Neat! Thanks for the history snippet.

I'd venture to bet that there aren't many loco that were converted from oil to coal. Mostly other way around, I'd think. (???)

TJ


----------



## tankist

but the valve-gear is missing completely


----------



## Rocky Mountian

Around 1895 was the first oil burner, oil was fairly new and they were looking for ways to use it.
Huntington wasn,t for it in the begining because it ( in his mind ) would make the oil barons king and he was king at that time not wanting to give up that power.
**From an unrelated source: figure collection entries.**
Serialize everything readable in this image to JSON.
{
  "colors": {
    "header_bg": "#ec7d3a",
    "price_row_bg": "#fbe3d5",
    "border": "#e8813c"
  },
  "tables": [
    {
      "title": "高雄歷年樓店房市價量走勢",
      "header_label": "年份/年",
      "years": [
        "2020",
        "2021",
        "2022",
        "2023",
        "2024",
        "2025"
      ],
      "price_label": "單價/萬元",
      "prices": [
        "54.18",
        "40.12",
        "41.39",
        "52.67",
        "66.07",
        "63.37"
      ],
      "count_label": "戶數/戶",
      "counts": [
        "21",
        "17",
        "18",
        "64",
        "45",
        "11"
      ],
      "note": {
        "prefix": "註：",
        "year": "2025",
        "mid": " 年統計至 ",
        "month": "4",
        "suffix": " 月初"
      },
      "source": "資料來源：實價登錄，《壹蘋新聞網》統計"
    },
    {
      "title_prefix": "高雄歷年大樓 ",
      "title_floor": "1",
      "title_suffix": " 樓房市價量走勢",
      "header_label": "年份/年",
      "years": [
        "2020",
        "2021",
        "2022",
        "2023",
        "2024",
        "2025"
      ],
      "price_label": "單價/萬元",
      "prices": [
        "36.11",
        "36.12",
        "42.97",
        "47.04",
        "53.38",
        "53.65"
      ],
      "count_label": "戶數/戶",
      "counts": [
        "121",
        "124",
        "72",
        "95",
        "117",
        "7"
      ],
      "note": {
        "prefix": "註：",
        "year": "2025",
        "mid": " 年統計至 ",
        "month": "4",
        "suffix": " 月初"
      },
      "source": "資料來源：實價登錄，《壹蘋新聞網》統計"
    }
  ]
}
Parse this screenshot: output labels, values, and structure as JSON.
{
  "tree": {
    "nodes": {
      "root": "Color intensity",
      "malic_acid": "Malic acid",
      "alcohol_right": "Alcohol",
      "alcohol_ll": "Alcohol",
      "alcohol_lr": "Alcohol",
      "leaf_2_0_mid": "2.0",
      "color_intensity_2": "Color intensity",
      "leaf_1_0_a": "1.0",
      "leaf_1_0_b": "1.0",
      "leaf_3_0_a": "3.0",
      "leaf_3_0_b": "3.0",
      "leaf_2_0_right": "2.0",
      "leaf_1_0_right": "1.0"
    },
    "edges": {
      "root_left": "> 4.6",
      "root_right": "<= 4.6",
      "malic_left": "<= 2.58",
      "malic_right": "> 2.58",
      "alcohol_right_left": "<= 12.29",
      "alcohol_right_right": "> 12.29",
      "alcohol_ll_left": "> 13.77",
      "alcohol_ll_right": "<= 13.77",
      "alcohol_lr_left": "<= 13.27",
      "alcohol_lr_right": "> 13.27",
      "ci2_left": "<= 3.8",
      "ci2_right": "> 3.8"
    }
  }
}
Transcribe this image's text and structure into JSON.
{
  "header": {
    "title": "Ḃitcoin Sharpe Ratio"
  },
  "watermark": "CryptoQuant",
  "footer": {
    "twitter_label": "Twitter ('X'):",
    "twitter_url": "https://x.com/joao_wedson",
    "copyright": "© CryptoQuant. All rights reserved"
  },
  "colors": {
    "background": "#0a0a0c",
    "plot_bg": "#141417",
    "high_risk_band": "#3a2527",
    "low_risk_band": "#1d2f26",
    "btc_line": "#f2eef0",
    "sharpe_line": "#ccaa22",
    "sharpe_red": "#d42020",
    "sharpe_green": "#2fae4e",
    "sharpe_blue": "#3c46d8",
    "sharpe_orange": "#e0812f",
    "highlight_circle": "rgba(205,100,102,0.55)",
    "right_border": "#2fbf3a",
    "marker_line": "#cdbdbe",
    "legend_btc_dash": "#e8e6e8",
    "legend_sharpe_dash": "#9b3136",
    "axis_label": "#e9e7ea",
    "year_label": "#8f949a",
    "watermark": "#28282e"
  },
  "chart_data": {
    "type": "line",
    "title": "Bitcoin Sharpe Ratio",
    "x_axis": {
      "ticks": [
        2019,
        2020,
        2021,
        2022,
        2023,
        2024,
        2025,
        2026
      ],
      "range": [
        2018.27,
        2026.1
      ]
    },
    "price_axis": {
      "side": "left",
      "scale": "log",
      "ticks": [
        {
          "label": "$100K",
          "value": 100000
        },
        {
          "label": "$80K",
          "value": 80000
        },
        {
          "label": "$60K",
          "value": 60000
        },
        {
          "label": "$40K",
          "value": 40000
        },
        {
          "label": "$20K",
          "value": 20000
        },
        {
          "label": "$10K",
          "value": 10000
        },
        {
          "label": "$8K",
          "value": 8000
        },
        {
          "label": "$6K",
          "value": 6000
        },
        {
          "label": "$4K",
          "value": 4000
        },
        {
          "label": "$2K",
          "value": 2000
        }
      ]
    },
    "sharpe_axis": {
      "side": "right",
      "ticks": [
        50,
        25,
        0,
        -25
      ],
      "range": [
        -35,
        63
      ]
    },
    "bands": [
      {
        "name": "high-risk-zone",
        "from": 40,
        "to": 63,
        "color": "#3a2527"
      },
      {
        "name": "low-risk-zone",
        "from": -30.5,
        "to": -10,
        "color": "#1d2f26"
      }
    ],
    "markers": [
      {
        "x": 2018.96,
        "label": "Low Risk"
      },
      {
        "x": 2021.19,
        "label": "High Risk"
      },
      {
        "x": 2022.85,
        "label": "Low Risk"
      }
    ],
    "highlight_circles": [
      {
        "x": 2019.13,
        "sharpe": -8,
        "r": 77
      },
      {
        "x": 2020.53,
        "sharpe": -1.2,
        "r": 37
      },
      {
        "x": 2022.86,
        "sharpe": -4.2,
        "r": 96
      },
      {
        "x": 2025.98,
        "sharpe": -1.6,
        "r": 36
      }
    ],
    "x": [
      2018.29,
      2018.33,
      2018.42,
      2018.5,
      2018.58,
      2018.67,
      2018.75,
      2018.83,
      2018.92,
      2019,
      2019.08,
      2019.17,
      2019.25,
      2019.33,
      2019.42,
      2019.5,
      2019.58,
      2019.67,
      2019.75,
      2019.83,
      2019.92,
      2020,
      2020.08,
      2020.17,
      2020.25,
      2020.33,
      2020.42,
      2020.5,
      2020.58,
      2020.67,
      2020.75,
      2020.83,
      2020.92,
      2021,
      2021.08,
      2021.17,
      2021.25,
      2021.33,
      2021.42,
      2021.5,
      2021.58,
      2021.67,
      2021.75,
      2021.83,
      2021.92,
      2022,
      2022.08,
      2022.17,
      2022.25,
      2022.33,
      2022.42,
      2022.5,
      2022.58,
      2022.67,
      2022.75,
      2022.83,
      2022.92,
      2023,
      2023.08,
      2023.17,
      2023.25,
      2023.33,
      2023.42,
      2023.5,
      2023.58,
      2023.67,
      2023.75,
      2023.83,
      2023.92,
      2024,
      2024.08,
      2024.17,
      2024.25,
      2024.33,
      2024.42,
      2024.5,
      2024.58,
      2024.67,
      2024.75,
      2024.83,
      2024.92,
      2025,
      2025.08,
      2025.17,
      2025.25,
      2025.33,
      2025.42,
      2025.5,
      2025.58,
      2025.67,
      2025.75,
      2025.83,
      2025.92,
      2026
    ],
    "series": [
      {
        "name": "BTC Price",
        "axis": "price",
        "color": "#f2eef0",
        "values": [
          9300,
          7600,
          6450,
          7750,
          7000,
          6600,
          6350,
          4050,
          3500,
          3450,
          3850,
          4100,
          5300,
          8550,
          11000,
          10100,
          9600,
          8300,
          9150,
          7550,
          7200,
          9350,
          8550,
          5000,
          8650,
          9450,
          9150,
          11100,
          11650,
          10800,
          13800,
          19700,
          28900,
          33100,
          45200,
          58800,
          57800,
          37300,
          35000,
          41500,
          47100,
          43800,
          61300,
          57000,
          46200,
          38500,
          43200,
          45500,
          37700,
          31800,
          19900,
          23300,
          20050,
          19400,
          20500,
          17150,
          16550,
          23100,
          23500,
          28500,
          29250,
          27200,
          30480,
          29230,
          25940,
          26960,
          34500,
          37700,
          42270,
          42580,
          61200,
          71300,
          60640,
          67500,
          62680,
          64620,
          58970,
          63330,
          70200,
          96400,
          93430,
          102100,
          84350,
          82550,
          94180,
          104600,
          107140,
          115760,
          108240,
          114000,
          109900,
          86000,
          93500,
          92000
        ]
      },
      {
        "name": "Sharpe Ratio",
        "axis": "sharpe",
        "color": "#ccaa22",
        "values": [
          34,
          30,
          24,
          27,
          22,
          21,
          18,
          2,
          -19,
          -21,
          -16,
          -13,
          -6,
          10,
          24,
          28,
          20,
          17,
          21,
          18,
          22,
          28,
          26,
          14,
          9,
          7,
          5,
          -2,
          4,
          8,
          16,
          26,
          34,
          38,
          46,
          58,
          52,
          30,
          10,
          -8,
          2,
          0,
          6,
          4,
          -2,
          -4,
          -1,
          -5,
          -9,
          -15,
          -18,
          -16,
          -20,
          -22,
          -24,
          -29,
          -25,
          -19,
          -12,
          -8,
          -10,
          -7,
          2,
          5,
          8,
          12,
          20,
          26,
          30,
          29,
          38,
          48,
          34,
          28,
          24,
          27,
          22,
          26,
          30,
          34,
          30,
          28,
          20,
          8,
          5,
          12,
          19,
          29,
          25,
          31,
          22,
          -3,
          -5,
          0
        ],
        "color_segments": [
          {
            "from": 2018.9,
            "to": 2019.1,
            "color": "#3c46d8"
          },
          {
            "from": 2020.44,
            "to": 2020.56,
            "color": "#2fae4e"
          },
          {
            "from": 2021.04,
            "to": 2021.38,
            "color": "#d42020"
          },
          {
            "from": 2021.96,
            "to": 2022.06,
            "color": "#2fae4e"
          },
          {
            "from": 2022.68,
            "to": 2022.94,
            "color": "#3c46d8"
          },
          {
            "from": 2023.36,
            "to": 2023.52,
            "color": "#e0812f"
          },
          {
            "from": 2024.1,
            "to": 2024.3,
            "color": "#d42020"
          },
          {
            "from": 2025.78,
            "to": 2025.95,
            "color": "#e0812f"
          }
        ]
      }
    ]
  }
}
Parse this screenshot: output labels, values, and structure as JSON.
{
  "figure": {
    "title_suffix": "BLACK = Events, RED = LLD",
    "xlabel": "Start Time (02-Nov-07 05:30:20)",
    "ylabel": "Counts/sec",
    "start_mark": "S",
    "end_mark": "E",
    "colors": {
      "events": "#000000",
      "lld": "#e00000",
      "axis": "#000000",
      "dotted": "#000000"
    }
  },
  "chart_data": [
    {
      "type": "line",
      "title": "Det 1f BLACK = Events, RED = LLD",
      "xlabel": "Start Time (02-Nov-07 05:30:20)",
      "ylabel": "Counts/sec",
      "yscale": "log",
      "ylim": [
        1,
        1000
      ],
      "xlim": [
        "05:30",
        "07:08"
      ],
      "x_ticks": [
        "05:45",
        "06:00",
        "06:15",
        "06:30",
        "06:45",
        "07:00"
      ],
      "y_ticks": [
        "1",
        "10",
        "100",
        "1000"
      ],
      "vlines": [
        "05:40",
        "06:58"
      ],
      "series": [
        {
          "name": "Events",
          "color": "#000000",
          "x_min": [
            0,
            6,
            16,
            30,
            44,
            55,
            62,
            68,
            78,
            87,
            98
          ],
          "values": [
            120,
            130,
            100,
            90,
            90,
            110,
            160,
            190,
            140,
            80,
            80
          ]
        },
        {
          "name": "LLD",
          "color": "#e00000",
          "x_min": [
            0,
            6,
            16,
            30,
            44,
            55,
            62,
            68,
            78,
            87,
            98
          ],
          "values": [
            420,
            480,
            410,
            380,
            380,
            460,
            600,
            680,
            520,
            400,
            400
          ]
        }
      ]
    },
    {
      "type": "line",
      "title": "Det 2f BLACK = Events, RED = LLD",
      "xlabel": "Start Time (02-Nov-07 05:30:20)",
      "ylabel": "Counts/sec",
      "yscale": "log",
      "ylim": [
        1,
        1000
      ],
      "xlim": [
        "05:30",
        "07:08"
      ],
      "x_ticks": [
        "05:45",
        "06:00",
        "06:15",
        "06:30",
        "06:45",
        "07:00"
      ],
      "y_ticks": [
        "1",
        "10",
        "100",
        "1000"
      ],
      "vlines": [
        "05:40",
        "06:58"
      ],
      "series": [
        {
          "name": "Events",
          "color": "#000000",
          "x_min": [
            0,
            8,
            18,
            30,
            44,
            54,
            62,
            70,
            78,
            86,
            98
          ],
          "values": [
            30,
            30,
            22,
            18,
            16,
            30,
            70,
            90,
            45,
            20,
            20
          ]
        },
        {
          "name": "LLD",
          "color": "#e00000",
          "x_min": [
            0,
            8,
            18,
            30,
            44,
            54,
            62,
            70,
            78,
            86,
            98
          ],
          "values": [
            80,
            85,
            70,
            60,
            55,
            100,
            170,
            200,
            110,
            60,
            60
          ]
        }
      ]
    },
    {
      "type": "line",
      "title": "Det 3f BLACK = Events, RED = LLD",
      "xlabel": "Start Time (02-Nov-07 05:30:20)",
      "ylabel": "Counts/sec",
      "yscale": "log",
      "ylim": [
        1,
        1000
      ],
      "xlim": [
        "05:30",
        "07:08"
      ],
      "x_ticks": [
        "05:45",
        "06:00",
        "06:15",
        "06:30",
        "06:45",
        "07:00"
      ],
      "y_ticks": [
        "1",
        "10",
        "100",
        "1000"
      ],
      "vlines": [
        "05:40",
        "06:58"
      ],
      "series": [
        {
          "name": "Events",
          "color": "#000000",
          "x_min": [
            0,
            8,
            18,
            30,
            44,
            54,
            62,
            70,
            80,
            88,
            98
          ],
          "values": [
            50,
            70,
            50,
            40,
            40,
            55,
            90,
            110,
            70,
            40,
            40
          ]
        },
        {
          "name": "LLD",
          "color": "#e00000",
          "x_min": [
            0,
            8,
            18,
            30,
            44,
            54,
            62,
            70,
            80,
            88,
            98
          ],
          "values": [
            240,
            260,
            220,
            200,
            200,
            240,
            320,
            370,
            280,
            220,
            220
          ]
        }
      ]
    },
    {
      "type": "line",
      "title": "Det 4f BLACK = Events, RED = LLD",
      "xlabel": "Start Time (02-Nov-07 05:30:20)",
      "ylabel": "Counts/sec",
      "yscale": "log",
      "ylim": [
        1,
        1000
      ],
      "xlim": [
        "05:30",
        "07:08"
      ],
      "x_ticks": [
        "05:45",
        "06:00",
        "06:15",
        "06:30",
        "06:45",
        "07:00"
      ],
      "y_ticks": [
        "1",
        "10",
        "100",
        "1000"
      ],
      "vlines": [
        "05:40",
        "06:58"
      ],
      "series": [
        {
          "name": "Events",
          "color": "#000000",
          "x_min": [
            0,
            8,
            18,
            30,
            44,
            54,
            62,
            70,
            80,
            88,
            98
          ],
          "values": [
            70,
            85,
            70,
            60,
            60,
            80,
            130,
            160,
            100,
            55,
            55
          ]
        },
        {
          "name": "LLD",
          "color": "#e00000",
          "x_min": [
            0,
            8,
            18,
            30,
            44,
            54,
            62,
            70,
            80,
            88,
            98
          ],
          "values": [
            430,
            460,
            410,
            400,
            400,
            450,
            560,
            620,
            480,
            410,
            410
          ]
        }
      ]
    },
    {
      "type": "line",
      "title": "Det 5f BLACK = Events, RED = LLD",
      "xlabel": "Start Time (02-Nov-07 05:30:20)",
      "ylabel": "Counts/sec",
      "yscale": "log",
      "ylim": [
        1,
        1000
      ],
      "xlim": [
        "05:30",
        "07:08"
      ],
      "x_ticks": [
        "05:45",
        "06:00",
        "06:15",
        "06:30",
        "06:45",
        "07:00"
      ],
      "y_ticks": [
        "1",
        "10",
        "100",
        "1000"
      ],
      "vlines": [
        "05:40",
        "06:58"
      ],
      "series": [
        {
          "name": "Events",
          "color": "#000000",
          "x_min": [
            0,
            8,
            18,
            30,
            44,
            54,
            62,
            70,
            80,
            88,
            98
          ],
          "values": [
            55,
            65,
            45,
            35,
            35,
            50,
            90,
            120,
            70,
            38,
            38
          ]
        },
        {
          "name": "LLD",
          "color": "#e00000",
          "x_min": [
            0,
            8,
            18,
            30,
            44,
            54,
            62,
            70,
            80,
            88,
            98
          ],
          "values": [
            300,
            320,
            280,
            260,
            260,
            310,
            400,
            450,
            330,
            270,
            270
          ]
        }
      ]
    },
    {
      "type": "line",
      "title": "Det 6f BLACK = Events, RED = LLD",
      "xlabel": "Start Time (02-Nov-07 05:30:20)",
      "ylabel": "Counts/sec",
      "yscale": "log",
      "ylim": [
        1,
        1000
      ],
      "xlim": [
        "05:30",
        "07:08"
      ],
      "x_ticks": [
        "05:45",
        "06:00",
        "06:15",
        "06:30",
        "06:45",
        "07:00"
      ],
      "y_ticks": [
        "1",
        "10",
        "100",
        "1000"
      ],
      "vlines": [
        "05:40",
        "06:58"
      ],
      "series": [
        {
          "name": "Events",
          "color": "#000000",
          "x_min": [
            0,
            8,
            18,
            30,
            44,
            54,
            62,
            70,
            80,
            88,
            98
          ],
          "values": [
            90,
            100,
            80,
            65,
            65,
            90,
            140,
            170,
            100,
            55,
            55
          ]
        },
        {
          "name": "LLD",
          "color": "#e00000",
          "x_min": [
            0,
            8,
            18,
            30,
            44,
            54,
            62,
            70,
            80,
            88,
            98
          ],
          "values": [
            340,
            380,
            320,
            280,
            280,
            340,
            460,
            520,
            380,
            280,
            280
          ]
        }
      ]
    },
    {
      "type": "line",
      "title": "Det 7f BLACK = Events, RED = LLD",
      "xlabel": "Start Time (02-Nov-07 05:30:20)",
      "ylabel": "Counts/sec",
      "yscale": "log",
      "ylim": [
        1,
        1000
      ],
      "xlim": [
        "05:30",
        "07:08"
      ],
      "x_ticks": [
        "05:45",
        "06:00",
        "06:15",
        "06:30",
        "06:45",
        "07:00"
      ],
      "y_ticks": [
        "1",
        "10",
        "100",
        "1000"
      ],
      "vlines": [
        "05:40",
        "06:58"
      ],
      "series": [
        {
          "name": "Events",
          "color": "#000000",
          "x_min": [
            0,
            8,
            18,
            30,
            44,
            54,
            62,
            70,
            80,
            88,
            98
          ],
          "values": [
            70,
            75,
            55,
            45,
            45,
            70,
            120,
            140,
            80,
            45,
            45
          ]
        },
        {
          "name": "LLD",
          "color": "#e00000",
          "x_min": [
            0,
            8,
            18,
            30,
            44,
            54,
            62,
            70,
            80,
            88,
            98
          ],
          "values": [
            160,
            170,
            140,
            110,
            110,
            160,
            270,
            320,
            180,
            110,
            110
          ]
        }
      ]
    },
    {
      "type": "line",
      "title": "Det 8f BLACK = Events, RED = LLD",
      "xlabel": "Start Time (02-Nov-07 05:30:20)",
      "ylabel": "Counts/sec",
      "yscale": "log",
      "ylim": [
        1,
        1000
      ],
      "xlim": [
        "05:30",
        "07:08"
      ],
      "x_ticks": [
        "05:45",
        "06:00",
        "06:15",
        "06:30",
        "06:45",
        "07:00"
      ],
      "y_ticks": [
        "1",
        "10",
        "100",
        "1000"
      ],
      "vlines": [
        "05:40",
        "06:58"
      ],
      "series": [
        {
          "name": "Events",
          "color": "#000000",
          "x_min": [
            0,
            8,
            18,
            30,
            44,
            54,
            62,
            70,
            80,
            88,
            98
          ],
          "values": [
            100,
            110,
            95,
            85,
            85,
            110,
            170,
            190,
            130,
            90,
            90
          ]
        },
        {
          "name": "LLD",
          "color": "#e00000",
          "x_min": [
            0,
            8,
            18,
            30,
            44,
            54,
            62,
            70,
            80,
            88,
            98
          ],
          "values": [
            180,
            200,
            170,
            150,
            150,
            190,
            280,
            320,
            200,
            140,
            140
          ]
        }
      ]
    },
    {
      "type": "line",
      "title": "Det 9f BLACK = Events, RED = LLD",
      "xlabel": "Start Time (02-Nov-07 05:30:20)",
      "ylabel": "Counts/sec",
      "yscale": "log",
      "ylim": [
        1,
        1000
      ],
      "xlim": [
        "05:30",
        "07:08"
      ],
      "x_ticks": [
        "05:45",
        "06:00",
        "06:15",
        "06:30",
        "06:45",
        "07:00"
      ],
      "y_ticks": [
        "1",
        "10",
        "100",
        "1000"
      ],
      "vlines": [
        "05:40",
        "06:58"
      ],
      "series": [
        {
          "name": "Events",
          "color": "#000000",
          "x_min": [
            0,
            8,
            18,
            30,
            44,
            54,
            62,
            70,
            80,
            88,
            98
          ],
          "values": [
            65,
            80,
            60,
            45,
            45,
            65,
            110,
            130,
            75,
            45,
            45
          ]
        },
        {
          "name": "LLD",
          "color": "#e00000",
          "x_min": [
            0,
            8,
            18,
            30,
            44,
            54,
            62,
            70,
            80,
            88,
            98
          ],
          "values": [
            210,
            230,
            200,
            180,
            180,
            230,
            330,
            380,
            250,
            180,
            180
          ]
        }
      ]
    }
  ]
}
Not sure on the date but thats what sticks in my old brain.LAL


----------



## Reckers

tankist said:


> but the valve-gear is missing completely


Just a guess, without really knowing anything: they say it's awaiting refurbishing. Perhaps the valve gear has been removed to start the process, and that's why the access-doors are open?


----------



## full maxx

great lesson on the history thanks...


----------



## T-Man

For a tidbit, oil fired engines were mostly west coast, coal in the east.
The Baldwin at El Campo is oil fired.


----------



## Rocky Mountian

T-Man said:


> For a tidbit, oil fired engines were mostly west coast, coal in the east.
> The Baldwin at El Campo is oil fired.


Yep there was alot of oil around LA back in the day. It took awhile to perfect the nozzles and pressure. Alot of towing back to yard to try again:laugh::laugh:
Your tidbit make sence lots of coal in the east and lots of oil in the west.


----------



## full maxx

wonder what was more energy/money saving...oil or coal


----------



## norgale

Back then oil cost less that coal and was easier and faster to load. They even tried to oil fire a BigBoy but it didn't work. Couldn't make enough steam so the engine was refitted to coal. I guess a lot depended on the size of the loco and how far the oil or coal had to be transpoted to where it could be used. Like what was said above,lotsa oil in the West,lots of coal in the East.
Pete


----------



## T-Man

Don't you remember Thomas The Tank Engine. The episode were one engine needed Welsh soft coal since it burned hotter and the engine had a smaller fire box. Engines are designed for specific fuels.


----------



## norgale

I knew they ran on either coal or oil but not that they had to have a specific type of coal. Wonder how one would run on jet fuel? Ha!


----------



## tjcruiser

norgale said:


> I knew they ran on either coal or oil but not that they had to have a specific type of coal. Wonder how one would run on jet fuel? Ha!


Well, since you asked ...

http://www.modeltrainforum.com/showthread.php?t=3556



TJ


----------



## norgale

That's really neat Tj but the trin would need ten tankers of fuel to get from Boston to NY. Cool look though. Pete


----------